Covid-19

Covid19: Porque ataca uns e outros não?

Agora, os investigadores dizem saber por que motivo o novo coronavírus SARS-CoV-2, causador da Covid-19, mata algumas pessoas e não outras – e é em grande parte devido aos nossos genes, reporta um artigo publicado no jornal The Sun.

A Universidade de Oxford, no Reino Unido, identificou uma parcela de ADN que impede as células pulmonares de combater o vírus.

O gene, chamado LZTFL1, duplica o risco de morte por Covid-19. Sendo que um em cada seis britânicos e europeus podem ter esse gene, de acordo com o estudo. Todavia, indivíduos de descendência sul-asiática enfrentam uma ameaça ainda maior.

Acredita-se que 61,2% das pessoas dessa parte do planeta o tenha.

Os cientistas dizem que tal pode explicar porque é que população originária do sul da Ásia residente no Reino Unido foi tão duramente atingida pelo novo coronavírus.

No entanto, enfatizaram que o gene não é a única razão.

Cerca de 2% das pessoas com ascendência afro-caribenha carregavam o genótipo de maior risco, mostrando ainda que a ligação genética não poderia explicar totalmente as maiores taxas de mortalidade relatadas por comunidades étnicas negras e minoritárias no Reino Unido.
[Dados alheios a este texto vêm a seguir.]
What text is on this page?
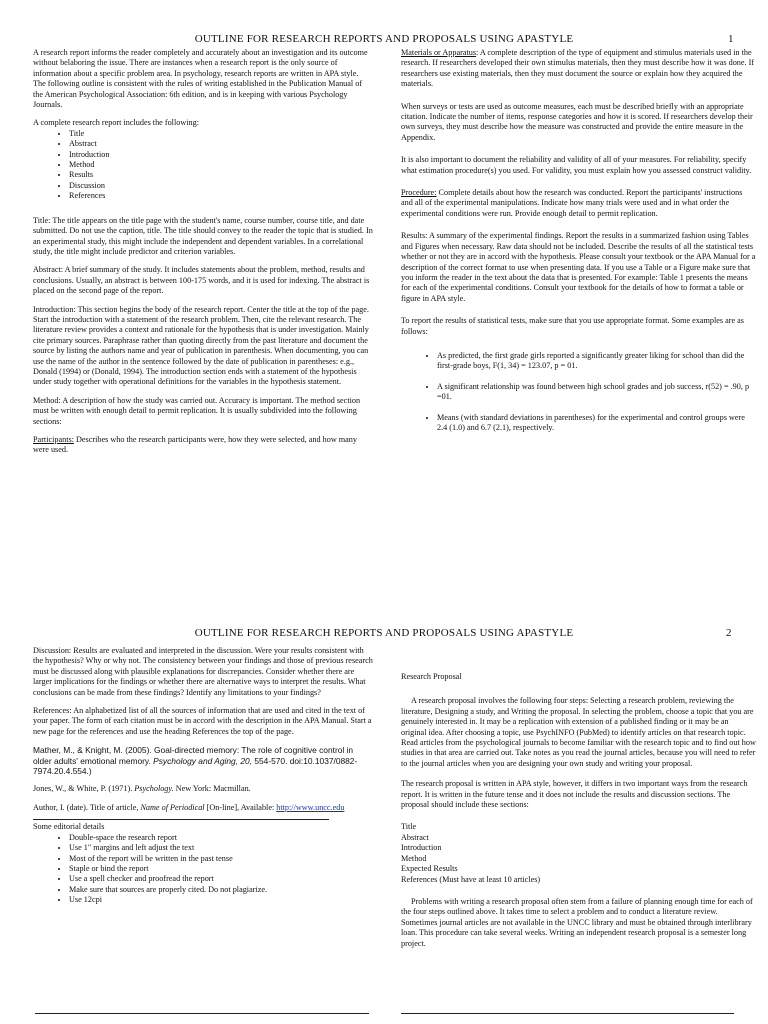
OUTLINE FOR RESEARCH REPORTS AND PROPOSALS USING APASTYLE	1

A research report informs the reader completely and accurately about an investigation and its outcome without belaboring the issue. There are instances when a research report is the only source of information about a specific problem area. In psychology, research reports are written in APA style. The following outline is consistent with the rules of writing established in the Publication Manual of the American Psychological Association: 6th edition, and is in keeping with various Psychology Journals.

A complete research report includes the following:

• Title
• Abstract
• Introduction
• Method
• Results
• Discussion
• References

Title: The title appears on the title page with the student's name, course number, course title, and date submitted. Do not use the caption, title. The title should convey to the reader the topic that is studied. In an experimental study, this might include the independent and dependent variables. In a correlational study, the title might include predictor and criterion variables.

Abstract: A brief summary of the study. It includes statements about the problem, method, results and conclusions. Usually, an abstract is between 100-175 words, and it is used for indexing. The abstract is placed on the second page of the report.

Introduction: This section begins the body of the research report. Center the title at the top of the page. Start the introduction with a statement of the research problem. Then, cite the relevant research. The literature review provides a context and rationale for the hypothesis that is under investigation. Mainly cite primary sources. Paraphrase rather than quoting directly from the past literature and document the source by listing the authors name and year of publication in parenthesis. When documenting, you can use the name of the author in the sentence followed by the date of publication in parentheses: e.g., Donald (1994) or (Donald, 1994). The introduction section ends with a statement of the hypothesis under study together with operational definitions for the variables in the hypothesis statement.

Method: A description of how the study was carried out. Accuracy is important. The method section must be written with enough detail to permit replication. It is usually subdivided into the following sections:

Participants: Describes who the research participants were, how they were selected, and how many were used.

Materials or Apparatus: A complete description of the type of equipment and stimulus materials used in the research. If researchers developed their own stimulus materials, then they must describe how it was done. If researchers use existing materials, then they must document the source or explain how they acquired the materials.

When surveys or tests are used as outcome measures, each must be described briefly with an appropriate citation. Indicate the number of items, response categories and how it is scored. If researchers develop their own surveys, they must describe how the measure was constructed and provide the entire measure in the Appendix.

It is also important to document the reliability and validity of all of your measures. For reliability, specify what estimation procedure(s) you used. For validity, you must explain how you assessed construct validity.

Procedure: Complete details about how the research was conducted. Report the participants' instructions and all of the experimental manipulations. Indicate how many trials were used and in what order the experimental conditions were run. Provide enough detail to permit replication.

Results: A summary of the experimental findings. Report the results in a summarized fashion using Tables and Figures when necessary. Raw data should not be included. Describe the results of all the statistical tests whether or not they are in accord with the hypothesis. Please consult your textbook or the APA Manual for a description of the correct format to use when presenting data. If you use a Table or a Figure make sure that you inform the reader in the text about the data that is presented. For example: Table 1 presents the means for each of the experimental conditions. Consult your textbook for the details of how to format a table or figure in APA style.

To report the results of statistical tests, make sure that you use appropriate format. Some examples are as follows:

• As predicted, the first grade girls reported a significantly greater liking for school than did the first-grade boys, F(1, 34) = 123.07, p = 01.
• A significant relationship was found between high school grades and job success, r(52) = .90, p =01.
• Means (with standard deviations in parentheses) for the experimental and control groups were 2.4 (1.0) and 6.7 (2.1), respectively.
OUTLINE FOR RESEARCH REPORTS AND PROPOSALS USING APASTYLE	2

Discussion: Results are evaluated and interpreted in the discussion. Were your results consistent with the hypothesis? Why or why not. The consistency between your findings and those of previous research must be discussed along with plausible explanations for discrepancies. Consider whether there are larger implications for the findings or whether there are alternative ways to interpret the results. What conclusions can be made from these findings? Identify any limitations to your findings?

References: An alphabetized list of all the sources of information that are used and cited in the text of your paper. The form of each citation must be in accord with the description in the APA Manual. Start a new page for the references and use the heading References the top of the page.

Mather, M., & Knight, M. (2005). Goal-directed memory: The role of cognitive control in older adults' emotional memory. Psychology and Aging, 20, 554-570. doi:10.1037/0882-7974.20.4.554.)

Jones, W., & White, P. (1971). Psychology. New York: Macmillan.

Author, I. (date). Title of article, Name of Periodical [On-line], Available: http://www.uncc.edu

Some editorial details

• Double-space the research report
• Use 1" margins and left adjust the text
• Most of the report will be written in the past tense
• Staple or bind the report
• Use a spell checker and proofread the report
• Make sure that sources are properly cited. Do not plagiarize.
• Use 12cpi

Research Proposal

A research proposal involves the following four steps: Selecting a research problem, reviewing the literature, Designing a study, and Writing the proposal. In selecting the problem, choose a topic that you are genuinely interested in. It may be a replication with extension of a published finding or it may be an original idea. After choosing a topic, use PsychINFO (PubMed) to identify articles on that research topic. Read articles from the psychological journals to become familiar with the research topic and to find out how studies in that area are carried out. Take notes as you read the journal articles, because you will need to refer to the journal articles when you are designing your own study and writing your proposal.

The research proposal is written in APA style, however, it differs in two important ways from the research report. It is written in the future tense and it does not include the results and discussion sections. The proposal should include these sections:

Title
Abstract
Introduction
Method
Expected Results
References (Must have at least 10 articles)

Problems with writing a research proposal often stem from a failure of planning enough time for each of the four steps outlined above. It takes time to select a problem and to conduct a literature review. Sometimes journal articles are not available in the UNCC library and must be obtained through interlibrary loan. This procedure can take several weeks. Writing an independent research proposal is a semester long project.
Existem vários outros fatores importantes entre essas comunidades que podem, segundo os especialistas, contribuir para as taxas de mortalidade mais elevadas.
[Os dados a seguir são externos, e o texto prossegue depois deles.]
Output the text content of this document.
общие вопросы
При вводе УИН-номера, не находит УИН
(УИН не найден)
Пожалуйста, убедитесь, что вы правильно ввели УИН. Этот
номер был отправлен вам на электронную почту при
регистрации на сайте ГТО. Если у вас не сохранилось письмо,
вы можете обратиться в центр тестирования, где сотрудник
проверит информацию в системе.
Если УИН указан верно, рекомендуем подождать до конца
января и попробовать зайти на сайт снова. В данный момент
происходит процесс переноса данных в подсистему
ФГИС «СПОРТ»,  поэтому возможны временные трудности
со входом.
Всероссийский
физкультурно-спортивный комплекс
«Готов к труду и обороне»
Por exemplo, essa população estará mais propensa a contrair Covid devido a grande maioria trabalhar em empregos de atendimento ao público e viver na mesma casa com várias gerações de familiares.

O co-líder do estudo, James Davies, mencionou ao The Sun: “se tem o genótipo de alto risco e adoece gravemente com Covid, há uma possibilidade de 50% de que isso não teria acontecido se tivesse o genótipo de menor risco”.

Especialistas disseram que o gene de risco provavelmente impede as células que revestem as vias aéreas e os pulmões de responder eficazmente ao vírus.

Todavia o estudo, divulgado na Nature Genetics, descobriu que o gene não altera a função das células imunes.

Como tal, a equipa de investigadores acredita que as vacinas têm o poder de cancelar o risco adicional.